PagedAttention is an experimental memory management feature for the KV cache that reduces memory fragmentation and enables efficient context shifting for multi-sequence workloads.

The Problem¶

The default KV cache uses a contiguous ring buffer. When multiple sequences are active (e.g., parallel requests on a server), memory gets fragmented — gaps appear between sequences, wasting VRAM.

The Solution¶

PagedAttention divides the KV cache into fixed-size blocks (default: 32 tokens). Sequences map logical token positions to physical blocks via a block table — similar to how an operating system manages virtual memory with paging.

Key Benefits¶

Benefit	Description
Zero fragmentation	Blocks are allocated on demand — no wasted gaps between sequences
O(1) context shift	Remove or remap blocks in the table instead of moving actual data
Copy-on-Write (CoW)	Shared sequences (e.g., beam search) share blocks until one writes, then a copy is made

Quick Start¶

# Enable PagedAttention
tinfer -m model.gguf --kv-cache-paged -p "Hello" -n 100

# With the server (great for multi-user)
tinfer-server -m model.gguf --kv-cache-paged --port 8080

# Disable (default behavior)
tinfer -m model.gguf --no-kv-cache-paged -p "Hello" -n 100

Flags¶

Flag	Default	Description
`--kv-cache-paged`	disabled	Enable paged KV cache
`--no-kv-cache-paged`	—	Explicitly disable paged KV cache

Block Size¶

The default block size is 32 tokens, which aligns with:

F16 KV cache
Q8_0 quantized KV cache (quant block = 32)
Q4_0 quantized KV cache (quant block = 32)

Note

Q4_K quantization uses a quant block of 256, which may need a larger block size for optimal alignment. This is a future optimization.

How It Works Internally¶

CLI (--kv-cache-paged)
  → llama_context_params.kv_cache_paged
  → llama_kv_cache constructor (paged=true)
      → BlockAllocator (manages free block pool)
      → BlockTable (maps seq_id → block list)

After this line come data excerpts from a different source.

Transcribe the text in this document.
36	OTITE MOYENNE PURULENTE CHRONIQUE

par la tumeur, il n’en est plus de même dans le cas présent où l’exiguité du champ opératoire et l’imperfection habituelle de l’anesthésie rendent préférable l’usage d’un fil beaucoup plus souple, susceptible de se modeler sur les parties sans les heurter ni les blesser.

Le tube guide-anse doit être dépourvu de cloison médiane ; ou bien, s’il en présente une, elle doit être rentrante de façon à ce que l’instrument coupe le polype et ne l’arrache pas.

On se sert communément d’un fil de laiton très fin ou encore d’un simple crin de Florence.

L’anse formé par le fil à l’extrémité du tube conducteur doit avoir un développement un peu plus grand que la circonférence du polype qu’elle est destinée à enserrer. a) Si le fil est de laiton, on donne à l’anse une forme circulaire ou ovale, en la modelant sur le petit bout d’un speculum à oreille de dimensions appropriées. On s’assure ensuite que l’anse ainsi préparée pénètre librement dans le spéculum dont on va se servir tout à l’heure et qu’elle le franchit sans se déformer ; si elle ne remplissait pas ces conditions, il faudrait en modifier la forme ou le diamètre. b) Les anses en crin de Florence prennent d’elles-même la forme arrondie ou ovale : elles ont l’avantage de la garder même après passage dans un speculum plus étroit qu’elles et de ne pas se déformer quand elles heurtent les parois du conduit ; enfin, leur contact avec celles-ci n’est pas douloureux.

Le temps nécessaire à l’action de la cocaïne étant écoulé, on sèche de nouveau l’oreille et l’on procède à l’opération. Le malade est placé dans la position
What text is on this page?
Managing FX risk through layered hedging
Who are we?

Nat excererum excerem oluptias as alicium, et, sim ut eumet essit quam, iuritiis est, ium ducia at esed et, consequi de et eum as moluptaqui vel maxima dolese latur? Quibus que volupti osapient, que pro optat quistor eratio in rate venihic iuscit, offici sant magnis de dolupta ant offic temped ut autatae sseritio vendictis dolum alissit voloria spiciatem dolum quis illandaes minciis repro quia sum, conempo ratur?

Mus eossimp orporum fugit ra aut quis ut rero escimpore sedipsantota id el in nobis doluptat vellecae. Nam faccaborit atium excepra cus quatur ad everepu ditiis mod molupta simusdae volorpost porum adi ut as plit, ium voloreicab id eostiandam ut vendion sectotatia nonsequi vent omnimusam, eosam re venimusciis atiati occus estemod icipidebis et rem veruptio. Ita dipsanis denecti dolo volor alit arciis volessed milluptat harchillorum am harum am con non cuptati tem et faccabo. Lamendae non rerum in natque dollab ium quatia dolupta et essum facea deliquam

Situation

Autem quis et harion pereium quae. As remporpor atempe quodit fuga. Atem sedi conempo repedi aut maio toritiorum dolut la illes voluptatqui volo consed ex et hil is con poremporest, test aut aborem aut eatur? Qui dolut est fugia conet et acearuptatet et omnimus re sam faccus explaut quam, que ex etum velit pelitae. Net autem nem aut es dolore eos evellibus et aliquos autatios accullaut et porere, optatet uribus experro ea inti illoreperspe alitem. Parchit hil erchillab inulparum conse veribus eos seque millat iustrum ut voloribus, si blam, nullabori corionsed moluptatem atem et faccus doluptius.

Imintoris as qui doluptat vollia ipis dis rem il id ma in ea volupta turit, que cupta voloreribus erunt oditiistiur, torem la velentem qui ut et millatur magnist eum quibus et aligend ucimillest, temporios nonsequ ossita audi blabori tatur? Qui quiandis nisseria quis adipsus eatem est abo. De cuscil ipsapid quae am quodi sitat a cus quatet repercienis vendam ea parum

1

BlockAllocator — manages a pool of free blocks. When a sequence needs more room, it allocates a block. When a sequence is removed, its blocks return to the free pool.

BlockTable — maps each sequence ID to a list of blocks. Lookup is O(1). Context shifting just remaps the table entries instead of copying data.

Performance¶

Tested with SmolLM2-135M-Instruct-Q8_0 on CPU:

Mode	Prompt (tokens/sec)	Generation (tokens/sec)
Baseline (ring buffer)	374.8	24.3
PagedAttention	512.5	27.6

No throughput regression — PagedAttention matches or exceeds baseline performance.

When to Use PagedAttention¶

Scenario	Recommendation
Single-user CLI chat	Optional — minimal fragmentation anyway
Multi-user server	Recommended — significant memory savings
Beam search / parallel decoding	Recommended — CoW reduces memory by sharing
Long context generation	Recommended — O(1) context shifting

Limitations¶

Block size is fixed at 32 (not yet configurable)
Q4_K quantization may not align optimally with block_size=32
No custom paged flash attention kernel yet (future optimization)